I had seen references to microcystis in my online research, but buried among thousands of other facts, they hardly stood out. After talking with the people who actually get their hands wet in Klamath Lake, I realized that microcystis is the paramount safety concern in the world of commercial blue-green algae. Microcystis is a potentially lethal strain of algae -- and from time to time, it appears in Klamath Lake.

In the summer of 1996, right at the peak of the harvest season, Jacob Kann, an aquatic ecologist employed by the Klamath Indian Tribes, discovered a "toxic bloom" of microcystis algae in the lake. For reasons that phycologists don't completely understand, strains of algae can suddenly explode into high-speed growth, or "bloom." In some cases, especially with microcystis algae, the resulting flood of algae is toxic to animals and humans.

Kann alerted the Oregon Health Board. The algae harvesters halted their operations, even though the open-water harvesters claimed that they could steer away from the danger areas -- not an option for Cell Tech, which has to take whatever comes down the canal.

Canada, Great Britain and Australia all require that drinking water contain no more than one part per million of microcystis. The U.S. has no such regulation, but the Oregon Health Board is currently advocating a similar standard. Duncan Gilroy, a toxicologist for the health board, stated that he had discovered levels of microcystis in excess of one part per million in "finished product from all the algae harvesters."

Marta Kollman was reluctant to discuss microcystis. Representatives of some of the other harvesting companies have declared that the proposed standard is too strict, but Kollman declined to comment on it.

"That's the big controversy right now," said Kollman. "I don't really want to say anything about it."

Kollman did note that Cell Tech is conducting "three separate tests" aimed at discovering successful screening methods for separating microcystis from Aphanizomenon flos-aquae. And she pooh-poohed the idea that the open-water harvesters could steer away from problem areas. "That's a nice theory," she said.

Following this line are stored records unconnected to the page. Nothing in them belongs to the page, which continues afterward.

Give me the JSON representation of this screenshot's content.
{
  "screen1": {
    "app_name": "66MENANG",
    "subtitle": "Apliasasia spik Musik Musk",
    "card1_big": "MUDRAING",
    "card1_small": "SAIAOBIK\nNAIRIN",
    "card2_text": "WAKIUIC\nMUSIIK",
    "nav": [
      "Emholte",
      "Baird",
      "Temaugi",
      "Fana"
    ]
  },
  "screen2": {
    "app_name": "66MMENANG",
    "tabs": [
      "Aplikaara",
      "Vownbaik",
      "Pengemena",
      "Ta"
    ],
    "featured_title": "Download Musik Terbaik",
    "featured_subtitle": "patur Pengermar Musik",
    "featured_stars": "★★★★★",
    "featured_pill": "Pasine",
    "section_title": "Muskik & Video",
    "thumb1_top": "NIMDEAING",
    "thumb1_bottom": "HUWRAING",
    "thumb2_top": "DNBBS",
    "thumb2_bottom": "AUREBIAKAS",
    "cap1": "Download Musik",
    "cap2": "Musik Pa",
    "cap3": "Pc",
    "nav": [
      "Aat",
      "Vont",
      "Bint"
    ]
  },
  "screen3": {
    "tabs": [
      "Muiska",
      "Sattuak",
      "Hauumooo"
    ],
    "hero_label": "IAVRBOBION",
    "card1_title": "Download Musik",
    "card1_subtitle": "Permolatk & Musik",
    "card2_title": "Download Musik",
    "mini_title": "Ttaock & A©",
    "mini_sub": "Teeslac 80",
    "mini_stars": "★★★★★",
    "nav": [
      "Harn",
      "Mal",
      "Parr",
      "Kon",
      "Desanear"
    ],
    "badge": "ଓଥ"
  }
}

Kollman did not even want to admit that the microcystis issue was the sorest point in the blue-green algae business. Reciting the standard Cell Tech line that "there is no medical evidence that anyone has been harmed by Super Blue Green Algae," she repeatedly declared her confidence that Cell Tech products are "absolutely safe."

Carmichael's role testing Super Blue Green Algae reassures Kann and Gilroy; he's a respected figure in the world of algae. But questions remain. When 200,000 pounds of algae are removed from the lake, what percentage of that algae is tested? And what of the other harvesters -- how much testing are they doing?

"We have questions about whether the testing is adequate," said Gilroy. "And we're concerned about how straightforward the entire industry has been on this problem."